Conference Coverage

Does Drug Labeling Affect Treatment Outcome?


 

References

STOWE, VERMONT—Manipulating the information provided to patients with migraine can reduce, but not increase, the difference in efficacy between drug and placebo, according to research presented at the Headache Cooperative of New England’s 24th Annual Headache Symposium. Patients who take an active drug that is labeled as a placebo have less pain relief than patients who take a correctly labeled active drug, said Rami Burstein, PhD. The efficacy of an active drug labeled as a placebo may be no better than that of a placebo mislabeled as an active drug.

Physicians tend to set expectations for treatment outcome according to the patient’s personality, even if they do not intend to do so, said Dr. Burstein, John Hedley-Whyte Professor of Anesthesia and Neuroscience at Beth Israel Deaconess Medical Center in Boston. They may set low expectations if the patient may react poorly to treatment failure, or raise expectations if the patient may take treatment failure in stride. The study results suggest that “raising the anticipation of pain relief is essential for successful triptan therapy for migraine,” said Dr. Burstein.

Patients Received Incorrectly Labeled Treatments
The goal of the investigation was to test whether clinicians can increase a medicine’s therapeutic gain: the difference between the effectiveness of the drug and that of placebo. Dr. Burstein’s theory was that eliminating the placebo effect would increase therapeutic gain. He chose to use rizatriptan in the investigation.

Dr. Burstein and his colleagues enrolled 76 patients who had had episodic migraine attacks for the previous three years to participate in the study. Individuals with chronic daily headache, tension-type headache, chronic pain, opioid use, uncontrolled hypertension, and cardiovascular disorders were excluded from the study. Of the 76 participants enrolled, 66 continued with the study as planned.

The investigators told patients that they would follow seven of their migraine attacks, the first of which would be untreated. For two of the attacks, participants would receive rizatriptan or placebo but be blinded to their treatment, said the investigators. Participants would receive open treatment, either rizatriptan or placebo, for the remaining four attacks.

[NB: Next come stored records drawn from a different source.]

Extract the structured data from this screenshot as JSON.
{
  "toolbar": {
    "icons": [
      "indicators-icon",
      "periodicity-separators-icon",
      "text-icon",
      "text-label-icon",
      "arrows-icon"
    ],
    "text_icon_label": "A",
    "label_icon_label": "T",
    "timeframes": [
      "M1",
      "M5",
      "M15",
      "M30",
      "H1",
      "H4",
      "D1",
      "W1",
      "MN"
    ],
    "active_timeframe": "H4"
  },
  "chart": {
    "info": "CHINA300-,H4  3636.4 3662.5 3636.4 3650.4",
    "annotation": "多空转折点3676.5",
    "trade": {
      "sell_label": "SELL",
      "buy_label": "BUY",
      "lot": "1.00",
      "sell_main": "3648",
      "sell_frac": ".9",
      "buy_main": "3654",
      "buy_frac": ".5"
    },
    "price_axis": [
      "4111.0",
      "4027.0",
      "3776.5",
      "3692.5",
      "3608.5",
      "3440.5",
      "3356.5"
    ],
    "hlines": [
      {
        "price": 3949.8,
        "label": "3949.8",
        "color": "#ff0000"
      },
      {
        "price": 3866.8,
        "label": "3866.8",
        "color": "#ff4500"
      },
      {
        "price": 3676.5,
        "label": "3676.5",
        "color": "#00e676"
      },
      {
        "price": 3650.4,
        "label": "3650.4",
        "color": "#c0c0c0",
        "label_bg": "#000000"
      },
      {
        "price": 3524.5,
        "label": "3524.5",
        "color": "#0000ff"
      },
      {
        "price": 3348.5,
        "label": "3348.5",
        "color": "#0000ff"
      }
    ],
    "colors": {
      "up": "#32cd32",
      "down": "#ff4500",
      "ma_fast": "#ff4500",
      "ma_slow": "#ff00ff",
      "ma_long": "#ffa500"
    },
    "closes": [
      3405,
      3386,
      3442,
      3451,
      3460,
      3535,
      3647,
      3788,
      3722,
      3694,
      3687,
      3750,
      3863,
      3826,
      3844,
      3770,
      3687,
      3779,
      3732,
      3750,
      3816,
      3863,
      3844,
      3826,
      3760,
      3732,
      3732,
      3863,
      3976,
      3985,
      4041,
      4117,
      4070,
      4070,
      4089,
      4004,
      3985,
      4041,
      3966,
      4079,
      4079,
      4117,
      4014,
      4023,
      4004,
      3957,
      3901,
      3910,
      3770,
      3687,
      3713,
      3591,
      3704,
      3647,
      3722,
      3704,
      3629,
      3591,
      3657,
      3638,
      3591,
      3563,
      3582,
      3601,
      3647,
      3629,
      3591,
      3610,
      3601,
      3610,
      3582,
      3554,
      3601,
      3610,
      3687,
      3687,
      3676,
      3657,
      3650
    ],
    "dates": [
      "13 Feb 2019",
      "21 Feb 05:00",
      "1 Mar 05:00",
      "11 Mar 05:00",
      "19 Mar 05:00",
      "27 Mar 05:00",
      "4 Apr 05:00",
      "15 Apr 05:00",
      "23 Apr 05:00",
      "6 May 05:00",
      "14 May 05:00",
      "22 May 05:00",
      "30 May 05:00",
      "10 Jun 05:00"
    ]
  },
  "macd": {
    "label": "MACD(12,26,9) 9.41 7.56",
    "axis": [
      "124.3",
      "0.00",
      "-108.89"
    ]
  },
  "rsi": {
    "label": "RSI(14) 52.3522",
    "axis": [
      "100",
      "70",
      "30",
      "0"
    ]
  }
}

In reality, the information provided to the participants was unreliable. For each attack, patients received an envelope labeled “placebo,” “rizatriptan,” or “uncertain.” But each patient received one envelope labeled “placebo” that actually contained rizatriptan and one envelope labeled “rizatriptan” that actually contained placebo. The other envelopes were labeled correctly.

Although the trial design involved deceiving the participants, Dr. Burstein’s group argued that it entailed minimal additional risk and did not adversely affect participants’ rights and welfare. The importance of the question at issue justified the study design, they added. An ethics committee at the NIH reviewed the study design, and the institutional review board ultimately granted permission.

Patients waited 30 minutes after the beginning of each attack, recorded their pain scores, and took their treatments. Patients recorded pain scores again two hours after treatment. The study’s primary outcome was pain relief, and the secondary outcome was pain freedom. The investigators analyzed the data according to the FDA’s guidelines for phase III clinical trials.

Labeling Affected Rates of Pain Relief and Pain Freedom
Patients’ pain scores increased by approximately 15% from 30 minutes to 2.5 hours after the onset of the untreated attack. Overall, pain relief was greater with rizatriptan than with placebo. Pain scores decreased by an average of 20.9% after treatment with placebo, compared with 46.4% after treatment with rizatriptan. Average pain relief was 26.9% for treatments labeled as placebo, 37.2% for treatments labeled as rizatriptan or placebo, and 39.9% for treatments labeled as rizatriptan.

Approximately 5% of patients were pain-free at two hours after taking correctly labeled placebo, compared with approximately 10% of patients who took placebo labeled as rizatriptan. Approximately 12% of patients were pain-free at two hours after taking rizatriptan labeled as placebo, compared with approximately 36% of patients who took correctly labeled rizatriptan.

“The efficacy of 10 mg of rizatriptan that was mislabeled as placebo was surprisingly similar to the efficacy of placebo treatment that was mislabeled as [rizatriptan],” said Dr. Burstein. Average pain relief was 36.5% for rizatriptan labeled as placebo, compared with 25.7% for placebo labeled as rizatriptan. When placebo was labeled correctly, pain scores decreased by an average of 15.7%. The therapeutic gain was 6.0% for rizatriptan labeled as placebo, 24.8% for rizatriptan labeled as rizatriptan or placebo, and 25.5% for correctly labeled rizatriptan.

Study Raises Scientific and Ethical Questions
The study results indicate that open-label placebo treatment is superior to lack of treatment for migraine. “These findings challenge the notion that intentional ignorance is an essential constituent of the placebo effect,” said Dr. Burstein. “The planted idea of receiving a drug could render the placebo effect sufficient to ameliorate the headache, and … planting the idea of receiving placebo could reduce the benefits of the drug,” he added.